Почуваев готовился к спуску в подвалы обстоятельно. Из дома захватил фонарь, запасную лампочку к нему упрятал в нагрудный карман рубахи, надел ботинки поплоше, не забыл прихватить одежную щетку - вдруг пылью обсыпет или еще какая оказия? Одним словом, к экспедиции отставник снарядился продуманно и без спешки. Сдав дежурство Ваське Помрежу, Почуваев домой не спешил: чего там делать? Газеты читать? Он и так перечитывал на службе ворох под потолок, телевизора тоже насмотрелся под завязку, что и делать тягучими вечерами, если клиенты нешебутные, не орут в мат-перемат, не безобразят и ведут себя пристойно, лишь изредка нарушая покой Почуваева общепринятыми вопросами про кипятильники, сахар или чаек, желательно зеленый.
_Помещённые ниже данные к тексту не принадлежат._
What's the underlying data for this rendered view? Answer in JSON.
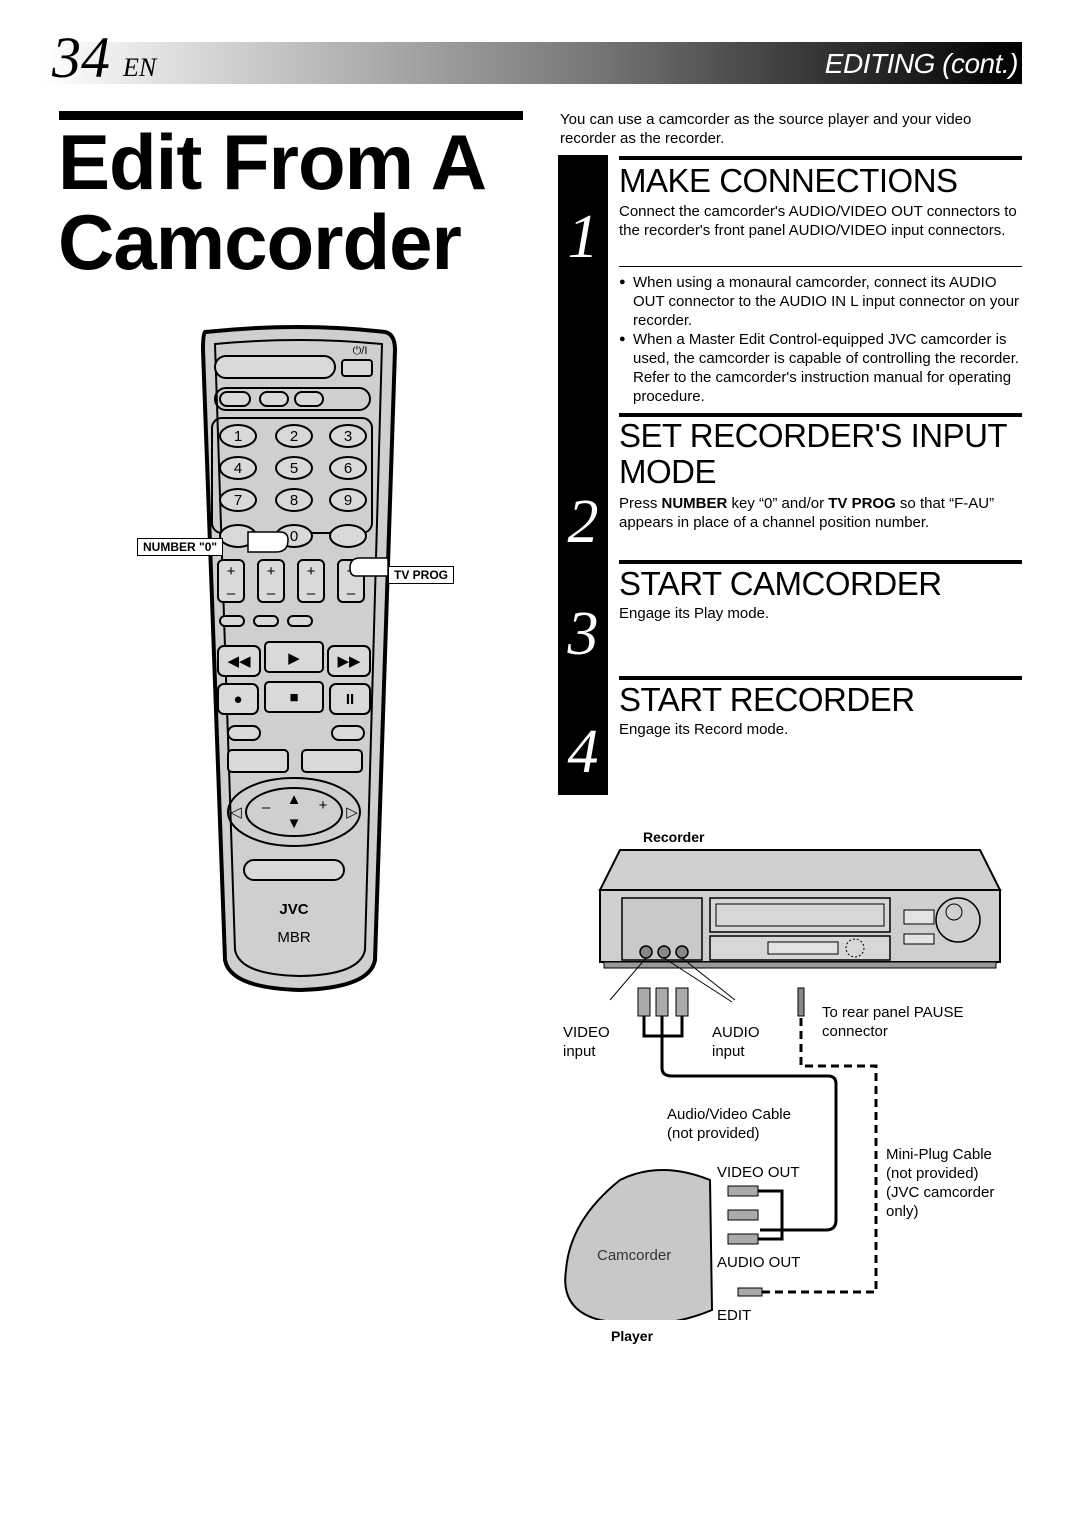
{
  "header": {
    "page_number": "34",
    "language": "EN",
    "section": "EDITING (cont.)"
  },
  "title": {
    "line1": "Edit From A",
    "line2": "Camcorder"
  },
  "intro": "You can use a camcorder as the source player and your video recorder as the recorder.",
  "steps": [
    {
      "number": "1",
      "heading": "MAKE CONNECTIONS",
      "text": "Connect the camcorder's AUDIO/VIDEO OUT connectors to the recorder's front panel AUDIO/VIDEO input connectors.",
      "notes": [
        "When using a monaural camcorder, connect its AUDIO OUT connector to the AUDIO IN L input connector on your recorder.",
        "When a Master Edit Control-equipped JVC camcorder is used, the camcorder is capable of controlling the recorder. Refer to the camcorder's instruction manual for operating procedure."
      ]
    },
    {
      "number": "2",
      "heading_line1": "SET RECORDER'S INPUT",
      "heading_line2": "MODE",
      "text_parts": {
        "press": "Press ",
        "number_key": "NUMBER",
        "mid": " key “0” and/or ",
        "tv_prog": "TV PROG",
        "end": " so that “F-AU” appears in place of a channel position number."
      }
    },
    {
      "number": "3",
      "heading": "START CAMCORDER",
      "text": "Engage its Play mode."
    },
    {
      "number": "4",
      "heading": "START RECORDER",
      "text": "Engage its Record mode."
    }
  ],
  "remote": {
    "brand": "JVC",
    "sub_brand": "MBR",
    "power_label": "⏻/I",
    "number_keys": [
      "1",
      "2",
      "3",
      "4",
      "5",
      "6",
      "7",
      "8",
      "9",
      "0"
    ],
    "callout_number": "NUMBER \"0\"",
    "callout_tvprog": "TV PROG",
    "plus": "+",
    "minus": "–",
    "play": "▶",
    "stop": "■",
    "pause": "II",
    "record": "●",
    "rewind": "◀◀",
    "ffwd": "▶▶",
    "badge_2": "2",
    "badge_4": "4",
    "badge_1": "1",
    "badge_3": "3"
  },
  "diagram": {
    "recorder_label": "Recorder",
    "player_label": "Player",
    "video_input": [
      "VIDEO",
      "input"
    ],
    "audio_input": [
      "AUDIO",
      "input"
    ],
    "pause_connector": [
      "To rear panel PAUSE",
      "connector"
    ],
    "av_cable": [
      "Audio/Video Cable",
      "(not provided)"
    ],
    "miniplug_cable": [
      "Mini-Plug Cable",
      "(not provided)",
      "(JVC camcorder",
      "only)"
    ],
    "video_out": "VIDEO OUT",
    "audio_out": "AUDIO OUT",
    "edit": "EDIT",
    "camcorder": "Camcorder"
  }
}
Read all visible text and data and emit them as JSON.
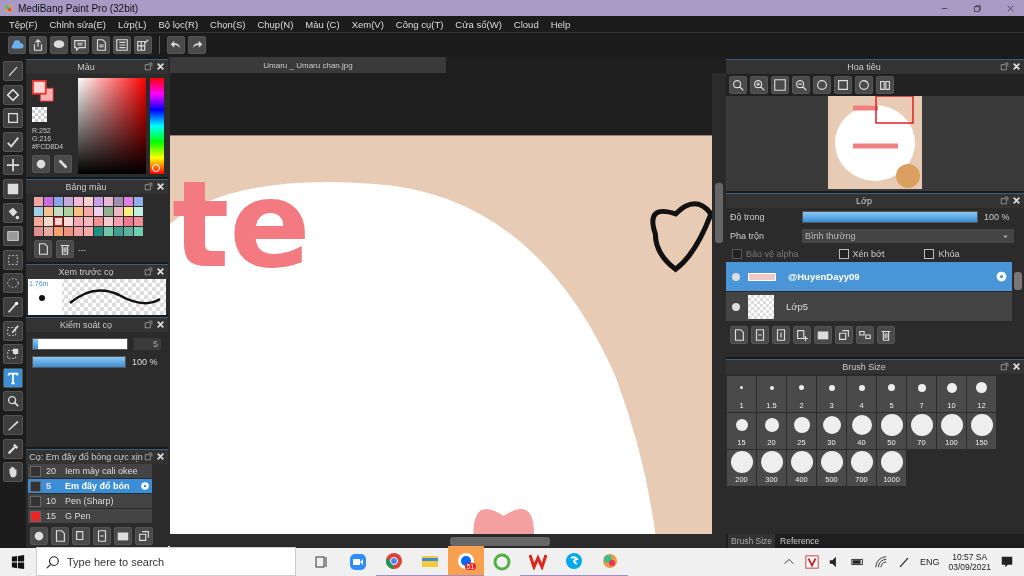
{
  "window": {
    "title": "MediBang Paint Pro (32bit)"
  },
  "menu": [
    "Tệp(F)",
    "Chỉnh sửa(E)",
    "Lớp(L)",
    "Bộ lọc(R)",
    "Chọn(S)",
    "Chụp(N)",
    "Màu (C)",
    "Xem(V)",
    "Công cụ(T)",
    "Cửa sổ(W)",
    "Cloud",
    "Help"
  ],
  "tools": [
    {
      "kind": "brush",
      "selected": false
    },
    {
      "kind": "eraser",
      "selected": false
    },
    {
      "kind": "rect",
      "selected": false
    },
    {
      "kind": "check",
      "selected": false
    },
    {
      "kind": "move",
      "selected": false
    },
    {
      "kind": "fill",
      "selected": false
    },
    {
      "kind": "bucket",
      "selected": false
    },
    {
      "kind": "gradient",
      "selected": false
    },
    {
      "kind": "select",
      "selected": false
    },
    {
      "kind": "lasso",
      "selected": false
    },
    {
      "kind": "wand",
      "selected": false
    },
    {
      "kind": "selpen",
      "selected": false
    },
    {
      "kind": "selerase",
      "selected": false
    },
    {
      "kind": "text",
      "selected": true
    },
    {
      "kind": "operation",
      "selected": false
    },
    {
      "kind": "divide",
      "selected": false
    },
    {
      "kind": "dropper",
      "selected": false
    },
    {
      "kind": "hand",
      "selected": false
    }
  ],
  "color_panel": {
    "title": "Màu",
    "r": "R:252",
    "g": "G:216",
    "hex": "#FCD8D4",
    "hue": {
      "level": 0
    }
  },
  "palette": {
    "title": "Bảng màu",
    "name": "---",
    "swatches": [
      {
        "color": "#f4a6a6",
        "selected": false
      },
      {
        "color": "#c86ee0",
        "selected": false
      },
      {
        "color": "#8aa4e8",
        "selected": false
      },
      {
        "color": "#c8a8d8",
        "selected": false
      },
      {
        "color": "#f4b8d8",
        "selected": false
      },
      {
        "color": "#f8d0d0",
        "selected": false
      },
      {
        "color": "#c8a0e8",
        "selected": false
      },
      {
        "color": "#e8b8d0",
        "selected": false
      },
      {
        "color": "#a090b0",
        "selected": false
      },
      {
        "color": "#e080e0",
        "selected": false
      },
      {
        "color": "#90b0e8",
        "selected": false
      },
      {
        "color": "#a0d0e8",
        "selected": false
      },
      {
        "color": "#f8c090",
        "selected": false
      },
      {
        "color": "#c0e0c0",
        "selected": false
      },
      {
        "color": "#b0d0a0",
        "selected": false
      },
      {
        "color": "#f8c080",
        "selected": false
      },
      {
        "color": "#f8a8a8",
        "selected": false
      },
      {
        "color": "#f0d0f0",
        "selected": false
      },
      {
        "color": "#90b090",
        "selected": false
      },
      {
        "color": "#f0b8c0",
        "selected": false
      },
      {
        "color": "#f8f080",
        "selected": false
      },
      {
        "color": "#c0f0e0",
        "selected": false
      },
      {
        "color": "#f8a898",
        "selected": false
      },
      {
        "color": "#f8d8c8",
        "selected": false
      },
      {
        "color": "#fcd8d4",
        "selected": true
      },
      {
        "color": "#f8d8d8",
        "selected": false
      },
      {
        "color": "#f8a8b0",
        "selected": false
      },
      {
        "color": "#f8b8c0",
        "selected": false
      },
      {
        "color": "#f09090",
        "selected": false
      },
      {
        "color": "#f8c8d0",
        "selected": false
      },
      {
        "color": "#f8a0b0",
        "selected": false
      },
      {
        "color": "#f07890",
        "selected": false
      },
      {
        "color": "#f09098",
        "selected": false
      },
      {
        "color": "#e09090",
        "selected": false
      },
      {
        "color": "#e8a8a0",
        "selected": false
      },
      {
        "color": "#f8a070",
        "selected": false
      },
      {
        "color": "#f09080",
        "selected": false
      },
      {
        "color": "#f0a0a0",
        "selected": false
      },
      {
        "color": "#f8a8a8",
        "selected": false
      },
      {
        "color": "#209080",
        "selected": false
      },
      {
        "color": "#70c8a8",
        "selected": false
      },
      {
        "color": "#40a090",
        "selected": false
      },
      {
        "color": "#60b0a0",
        "selected": false
      },
      {
        "color": "#70d0b0",
        "selected": false
      }
    ]
  },
  "brush_preview": {
    "title": "Xem trước cọ",
    "size": "1.76m"
  },
  "brush_control": {
    "title": "Kiểm soát cọ",
    "size": {
      "level": 0.05,
      "value": "5"
    },
    "opacity": {
      "level": 1,
      "value": "100 %"
    }
  },
  "brush_list": {
    "title": "Cọ: Em đây đổ bóng cực xịn",
    "items": [
      {
        "size": "20",
        "name": "Iem mày cali okee",
        "color": "#333333",
        "selected": false
      },
      {
        "size": "5",
        "name": "Em đây đổ bón",
        "color": "#333333",
        "selected": true
      },
      {
        "size": "10",
        "name": "Pen (Sharp)",
        "color": "#333333",
        "selected": false
      },
      {
        "size": "15",
        "name": "G Pen",
        "color": "#ee2222",
        "selected": false
      }
    ]
  },
  "document": {
    "tab": "Umaru _ Umaru chan.jpg",
    "canvas_text": "te"
  },
  "navigator": {
    "title": "Hoa tiêu"
  },
  "layers": {
    "title": "Lớp",
    "opacity_label": "Độ trong",
    "opacity": {
      "level": 1,
      "value": "100 %"
    },
    "blend_label": "Pha trộn",
    "blend_value": "Bình thường",
    "options": [
      {
        "label": "Bảo vệ alpha",
        "checked": false,
        "disabled": true
      },
      {
        "label": "Xén bớt",
        "checked": false,
        "disabled": false
      },
      {
        "label": "Khóa",
        "checked": false,
        "disabled": false
      }
    ],
    "items": [
      {
        "name": "@HuyenDayy09",
        "selected": true
      },
      {
        "name": "Lớp5",
        "selected": false
      }
    ]
  },
  "brush_size": {
    "title": "Brush Size",
    "sizes": [
      "1",
      "1.5",
      "2",
      "3",
      "4",
      "5",
      "7",
      "10",
      "12",
      "15",
      "20",
      "25",
      "30",
      "40",
      "50",
      "70",
      "100",
      "150",
      "200",
      "300",
      "400",
      "500",
      "700",
      "1000"
    ]
  },
  "bottom_tabs": [
    {
      "label": "Brush Size",
      "selected": true
    },
    {
      "label": "Reference",
      "selected": false
    }
  ],
  "taskbar": {
    "search_placeholder": "Type here to search",
    "apps": [
      {
        "kind": "taskview",
        "running": false,
        "active": false
      },
      {
        "kind": "video",
        "running": false,
        "active": false
      },
      {
        "kind": "browser",
        "running": true,
        "active": false
      },
      {
        "kind": "folder",
        "running": true,
        "active": false
      },
      {
        "kind": "chat",
        "running": true,
        "active": true,
        "badge": "51"
      },
      {
        "kind": "leaf",
        "running": false,
        "active": false
      },
      {
        "kind": "office",
        "running": true,
        "active": false
      },
      {
        "kind": "phone",
        "running": true,
        "active": false
      },
      {
        "kind": "paint",
        "running": true,
        "active": false
      }
    ],
    "language": "ENG",
    "time": "10:57 SA",
    "date": "03/09/2021"
  }
}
Итак, отдежурив, Почуваев спустился на лифте и, кивая отражениям в зеркальных дверях, двинулся к подвальному лазу, как именовал про себя забытый, заставленный отслужившим свое сейфом, вход.
После окончания работы и в выходные дни институт преображался в вымершую планету: тишина, пустота, ни души. Лишь шальной прусак наискось скользнет по стене. Владения свои Почуваев знал досконально, все восемнадцать этажей, все холлы и переходы, все каморки, темные антресольные комнатенки, начинку чердаков и котельных. Субботы и воскресенья в институте Почуваев особенно любил, медленно при дневном освещении бродил по коридорам, заглядывая в лаборатории, в пристанища бумагоперекладывательных инженеров, в жизни не завернувших гайки, не знающих с какого конца ухватить паяльник. На столах оставляли забытые бумажки, раскрытые записные книжки, в неплотно задвинутых ящиках раскрытые фолианты, кое-где торчали вязальные спицы, запасная обувь пряталась в низах шкафов, разная разность завораживала Почуваева; иногда экс-воитель усаживался за стол, перелистывал чужие записи, шептал номера неведомых абонентов, гладил недовязанные шарфы, иногда замирал перед широкими окнами и сквозь муть немытых стекол смотрел на раскинувшийся внизу город.
Почуваев любил представить назначение тех или иных предметов, упрятанных в ящиках, представить их обладателей или обладательниц, их расчеты, прикидки, тронуть думы другого о выгодах, попытаться представить, благодаря бессловесным вещам, чем жив неизвестный, никогда не попадающий тебе на глаза.
Но сейчас Почуваев шагал по маршам бетонной, уже не такой чистой, как основные, лестницы, чуя обостренным нюхом приближение затхлого подвала, замечая нетщательность работы уборщиц, которые, чем ниже, тем поспешнее промывали стены, протирали ручки дверей, а на щитах электроприборов, на ветвящихся тут и там кабелях нагло серела многомесячная пыль, свидетельствуя, что сюда взгляды начальства не проникают годами, здесь ничья земля, ничейная территория, неподвластная никому и всего-то в двух-трех метрах вниз от вскипающего по утрам обширного холла института-гиганта. Почуваев рассмотрел похабное словцо выведенное пальцем на слое пыли, хохотнул: небось водопроводчики или слесаря оставили отметину, и попытался представить лицо утренних уборщиц, читающих послание. В лабиринтах коридоров Почуваев ориентировался свободно, а неприученный к полутемным, гулким переходам с извивами бесчисленных поворотов заплутал бы враз, внутренне возопив: неужто потеряюсь посреди шумного града под потолком, по верху коего бродят сотни людей, а ты тут в одиночестве чахнешь, не ведая, как выбраться? А подашь глас, кто ж услышит? Только хлам, снесенный с разных этажей, рубильники да кнопки неизвестного назначения промолчат безучастно, а может полупридушенное эхо метнется из-под низких потолков утопленных в землю помещений.